We followed the method of Rose et al.74 for comparing factor-smooths of each pair of periods. The difference in model smooths at a given point of latitude across all periods, results in a matrix of differences in smooths at all latitudes across all periods, here called a ‘difference matrix’. We plotted this matrix as diagrams, each with the difference in smooths of latitudinal pattern between a given pair of periods along the y-axis and latitude along the x-axis for all possible pairs of periods. A comparison pair in which there is a deviation of the 95% confidence interval of the smooth difference trendline (i.e., confidence interval does not include the zero-threshold and departs from the zero-threshold line by at least ± 0.05 through at least 2° continuous variation in latitude along the latitudinal gradient) is inferred as a significant difference between estimated smooths.
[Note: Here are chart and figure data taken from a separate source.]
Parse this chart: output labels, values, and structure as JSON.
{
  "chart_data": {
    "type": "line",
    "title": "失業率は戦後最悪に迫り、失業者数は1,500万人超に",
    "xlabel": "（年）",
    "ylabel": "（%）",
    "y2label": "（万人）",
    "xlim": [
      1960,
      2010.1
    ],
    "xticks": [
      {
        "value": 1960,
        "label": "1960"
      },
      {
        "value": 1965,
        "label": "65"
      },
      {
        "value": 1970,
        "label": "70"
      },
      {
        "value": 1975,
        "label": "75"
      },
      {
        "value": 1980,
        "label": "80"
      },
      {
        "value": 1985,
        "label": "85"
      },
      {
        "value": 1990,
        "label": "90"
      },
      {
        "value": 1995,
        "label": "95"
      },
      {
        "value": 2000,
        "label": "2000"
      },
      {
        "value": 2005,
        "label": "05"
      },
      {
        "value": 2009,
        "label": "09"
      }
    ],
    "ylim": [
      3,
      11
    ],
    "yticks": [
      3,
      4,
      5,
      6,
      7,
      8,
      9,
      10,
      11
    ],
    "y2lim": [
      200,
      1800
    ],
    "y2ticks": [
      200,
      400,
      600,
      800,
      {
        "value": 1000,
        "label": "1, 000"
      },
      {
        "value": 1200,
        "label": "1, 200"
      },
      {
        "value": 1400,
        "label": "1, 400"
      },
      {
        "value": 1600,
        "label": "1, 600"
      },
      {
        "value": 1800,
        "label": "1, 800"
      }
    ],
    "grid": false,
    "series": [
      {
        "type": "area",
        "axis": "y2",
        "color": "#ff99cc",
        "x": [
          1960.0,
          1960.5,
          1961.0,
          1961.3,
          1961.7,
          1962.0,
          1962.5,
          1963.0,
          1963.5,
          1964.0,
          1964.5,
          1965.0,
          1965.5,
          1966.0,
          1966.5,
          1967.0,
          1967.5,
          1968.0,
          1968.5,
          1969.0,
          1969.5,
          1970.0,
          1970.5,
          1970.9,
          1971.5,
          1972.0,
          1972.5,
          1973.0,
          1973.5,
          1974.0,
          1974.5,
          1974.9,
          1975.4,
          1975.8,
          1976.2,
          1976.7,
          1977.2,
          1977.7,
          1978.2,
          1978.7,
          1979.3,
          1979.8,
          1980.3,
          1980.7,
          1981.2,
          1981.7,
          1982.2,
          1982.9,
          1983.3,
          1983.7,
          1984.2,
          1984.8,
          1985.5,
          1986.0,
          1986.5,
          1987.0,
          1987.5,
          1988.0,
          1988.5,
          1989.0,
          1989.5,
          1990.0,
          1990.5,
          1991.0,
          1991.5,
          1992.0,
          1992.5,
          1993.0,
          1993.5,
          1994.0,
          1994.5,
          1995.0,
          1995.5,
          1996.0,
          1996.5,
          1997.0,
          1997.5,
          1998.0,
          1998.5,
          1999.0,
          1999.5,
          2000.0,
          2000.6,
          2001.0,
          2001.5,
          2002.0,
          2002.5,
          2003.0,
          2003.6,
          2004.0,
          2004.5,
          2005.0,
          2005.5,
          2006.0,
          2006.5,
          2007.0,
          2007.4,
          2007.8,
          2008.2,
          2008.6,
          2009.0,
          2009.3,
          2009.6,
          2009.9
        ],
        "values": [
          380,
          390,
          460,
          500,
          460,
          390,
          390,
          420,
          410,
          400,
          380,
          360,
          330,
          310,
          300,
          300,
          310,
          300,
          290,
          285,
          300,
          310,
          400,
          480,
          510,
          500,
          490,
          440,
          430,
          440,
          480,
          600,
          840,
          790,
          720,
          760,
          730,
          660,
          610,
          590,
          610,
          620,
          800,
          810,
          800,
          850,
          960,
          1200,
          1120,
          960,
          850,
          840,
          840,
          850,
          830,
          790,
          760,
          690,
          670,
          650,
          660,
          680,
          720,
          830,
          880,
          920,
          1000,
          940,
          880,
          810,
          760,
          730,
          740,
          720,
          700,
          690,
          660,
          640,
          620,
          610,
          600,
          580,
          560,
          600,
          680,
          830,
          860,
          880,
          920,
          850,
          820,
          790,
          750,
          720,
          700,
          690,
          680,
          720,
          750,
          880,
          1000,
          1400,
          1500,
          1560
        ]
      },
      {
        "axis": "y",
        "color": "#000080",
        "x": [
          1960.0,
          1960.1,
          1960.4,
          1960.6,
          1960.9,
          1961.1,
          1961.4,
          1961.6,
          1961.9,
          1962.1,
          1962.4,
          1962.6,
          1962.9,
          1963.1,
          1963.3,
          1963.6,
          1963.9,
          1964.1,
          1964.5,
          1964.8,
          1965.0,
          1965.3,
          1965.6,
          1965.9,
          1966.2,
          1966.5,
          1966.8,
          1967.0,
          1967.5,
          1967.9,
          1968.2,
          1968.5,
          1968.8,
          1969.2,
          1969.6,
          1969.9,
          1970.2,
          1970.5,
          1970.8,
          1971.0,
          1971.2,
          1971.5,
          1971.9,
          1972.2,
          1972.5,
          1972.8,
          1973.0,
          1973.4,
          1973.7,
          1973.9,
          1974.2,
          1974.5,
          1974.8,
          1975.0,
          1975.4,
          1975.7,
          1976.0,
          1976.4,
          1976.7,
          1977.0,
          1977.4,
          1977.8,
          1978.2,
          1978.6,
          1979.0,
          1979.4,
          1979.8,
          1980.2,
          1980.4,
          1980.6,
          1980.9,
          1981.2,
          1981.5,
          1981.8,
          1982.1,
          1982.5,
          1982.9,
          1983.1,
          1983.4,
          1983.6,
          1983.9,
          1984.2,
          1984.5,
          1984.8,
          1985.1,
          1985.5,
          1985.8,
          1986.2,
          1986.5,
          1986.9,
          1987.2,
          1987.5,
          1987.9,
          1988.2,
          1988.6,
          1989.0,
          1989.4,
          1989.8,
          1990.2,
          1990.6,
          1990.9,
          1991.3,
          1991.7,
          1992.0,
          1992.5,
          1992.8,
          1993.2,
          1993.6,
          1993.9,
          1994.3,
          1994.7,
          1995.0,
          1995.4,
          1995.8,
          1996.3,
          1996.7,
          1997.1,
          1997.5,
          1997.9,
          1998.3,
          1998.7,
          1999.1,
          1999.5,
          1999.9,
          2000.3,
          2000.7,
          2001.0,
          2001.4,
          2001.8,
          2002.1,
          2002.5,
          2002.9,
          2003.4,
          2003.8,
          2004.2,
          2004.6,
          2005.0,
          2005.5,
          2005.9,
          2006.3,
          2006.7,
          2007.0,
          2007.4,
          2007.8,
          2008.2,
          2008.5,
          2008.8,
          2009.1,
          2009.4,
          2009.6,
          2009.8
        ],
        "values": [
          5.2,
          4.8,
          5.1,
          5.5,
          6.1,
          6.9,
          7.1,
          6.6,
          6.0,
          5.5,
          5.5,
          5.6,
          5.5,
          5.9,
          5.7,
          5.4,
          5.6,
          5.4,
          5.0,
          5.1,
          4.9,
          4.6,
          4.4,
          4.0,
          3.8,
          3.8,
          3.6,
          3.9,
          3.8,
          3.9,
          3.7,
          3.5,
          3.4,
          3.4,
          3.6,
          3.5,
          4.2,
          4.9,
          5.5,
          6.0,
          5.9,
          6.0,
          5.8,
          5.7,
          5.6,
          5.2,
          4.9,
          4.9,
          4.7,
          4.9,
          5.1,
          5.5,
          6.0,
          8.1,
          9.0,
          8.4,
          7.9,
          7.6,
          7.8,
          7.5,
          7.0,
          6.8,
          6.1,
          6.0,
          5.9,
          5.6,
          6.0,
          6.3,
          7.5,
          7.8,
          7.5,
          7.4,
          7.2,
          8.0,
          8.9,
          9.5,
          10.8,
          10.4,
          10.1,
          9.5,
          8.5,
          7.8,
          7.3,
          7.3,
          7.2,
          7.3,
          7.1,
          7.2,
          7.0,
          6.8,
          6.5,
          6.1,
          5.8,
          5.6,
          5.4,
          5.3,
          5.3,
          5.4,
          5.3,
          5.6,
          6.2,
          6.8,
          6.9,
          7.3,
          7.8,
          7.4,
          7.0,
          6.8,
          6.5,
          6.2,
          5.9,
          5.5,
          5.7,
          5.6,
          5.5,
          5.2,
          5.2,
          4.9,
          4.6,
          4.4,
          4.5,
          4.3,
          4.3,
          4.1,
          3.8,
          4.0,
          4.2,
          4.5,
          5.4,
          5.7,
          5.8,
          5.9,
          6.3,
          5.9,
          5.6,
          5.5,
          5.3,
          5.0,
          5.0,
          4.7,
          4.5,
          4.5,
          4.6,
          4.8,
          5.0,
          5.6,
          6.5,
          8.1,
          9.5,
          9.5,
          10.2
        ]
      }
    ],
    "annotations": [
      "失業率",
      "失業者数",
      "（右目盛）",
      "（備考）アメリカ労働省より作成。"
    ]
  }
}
Climatic correlations with the spatio-temporal pattern of phylogenetic dispersion

To test the correlation of the spatio-temporal variation in PD with selected climatic variables, we created a difference matrix for each climatic variable at the same spatial (1° latitude) and temporal (1000-year period) resolution as in the difference matrix of spatio-temporal variation in PD. We standardised the difference matrices of PD and climatic variables using the ‘decostand’ function in the ‘vegan’ package75 and performed a Principal Component Analysis (PCA) of each matrix. We then performed a Procrustes randomisation test between the PCA of the difference matrix of the PD and that of the climatic difference matrix to test the degree of concordance between the spatio-temporal variation in PD and climate during the Holocene. In this method, ordination matrices are compared by rigid rotation, translation, reflection, and dilation to minimize the ‘sum of squares’ residual deviations between points for each observation. This provides a measure of the goodness-of-fit between the two ordinations or matrices. Statistical significance of this measure is assessed by randomisation tests76.